Robert had indicated that his main concern was not the height of the former Havana Hilton, but its questionable condition, opening up the possibility that part of the building’s facade might break off during his ascent.
But as things turned out, France’s “Spider-Man” triumphed again, clambering safely onto the roof overlooking the capital at about 1:30 pm after a dangerous 30-minute-plus climb that he made look as easy as a stroll in the park.
The dreadnought Frenchman has conquered much taller structures over the years, including the former Sears Tower in Chicago, New York’s Empire State Building and San Francisco’s Golden Gate Bridge.
He achieved the “summit” of his career two years ago when he took six hours to scale what is currently the world’s tallest building, the 2,717 foot-tall (828-metre) Burj Khalifa in Dubai.
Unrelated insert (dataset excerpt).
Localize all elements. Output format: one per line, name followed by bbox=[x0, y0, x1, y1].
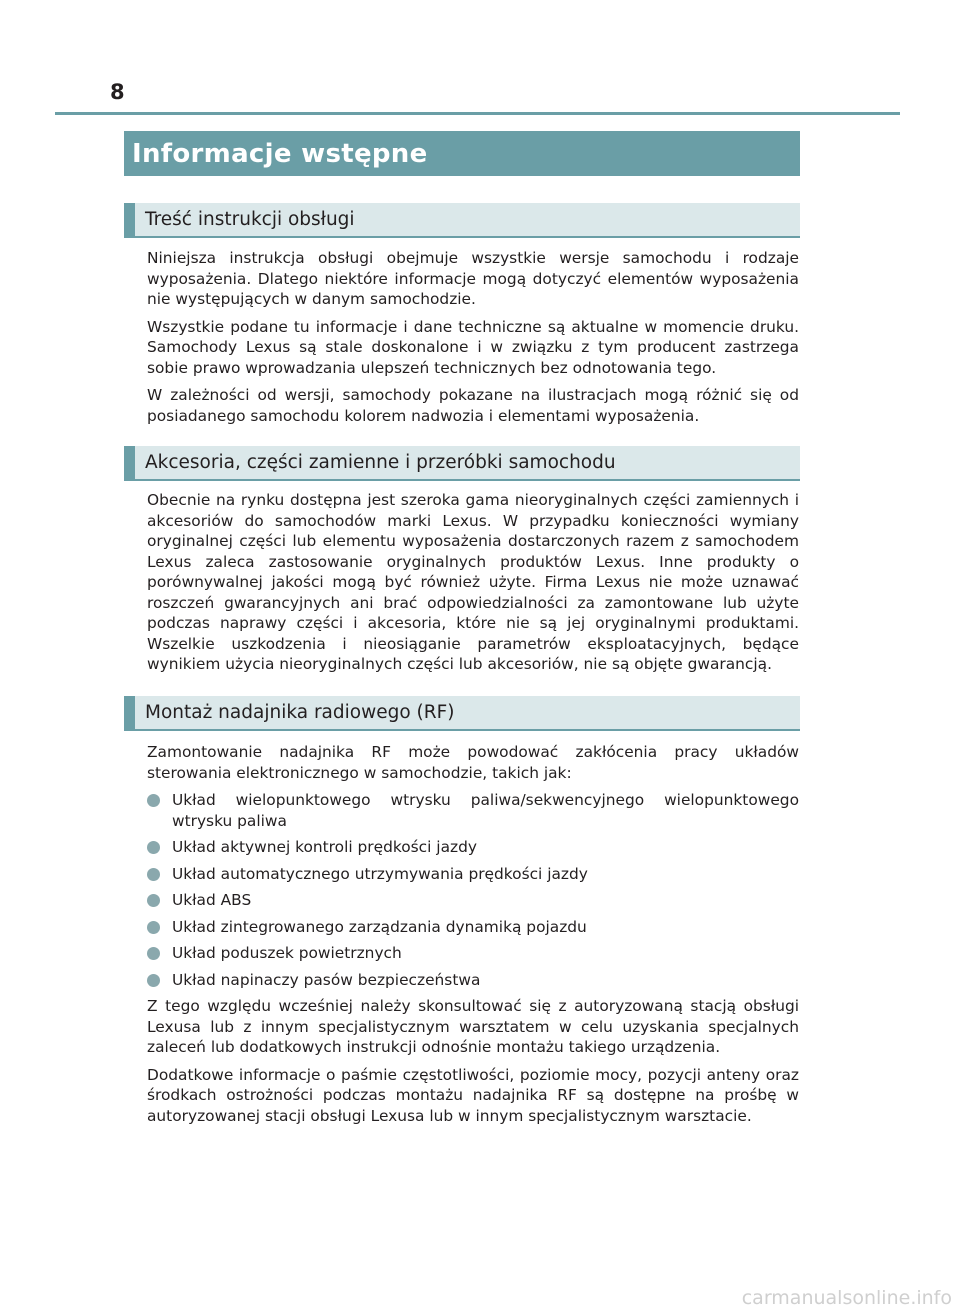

Robert has often gone ahead with his stunts without seeking advance permission from the local authorities, and has sometimes been arrested as a consequence.
He nevertheless sought and gained Havana’s permission for his latest exploit and, after giving him the go-ahead, Cuba deployed dozens of police to the area to maintain order.
The former Hilton hotel is one of Cuba’s most famous buildings, gaining historic status when it was taken over after the 1959 Cuban Revolution.
Subsequently renamed the Habana Libre (Free Havana), the hotel served briefly as the location for Fidel Castro’s personal offices, after his victorious march into the capital.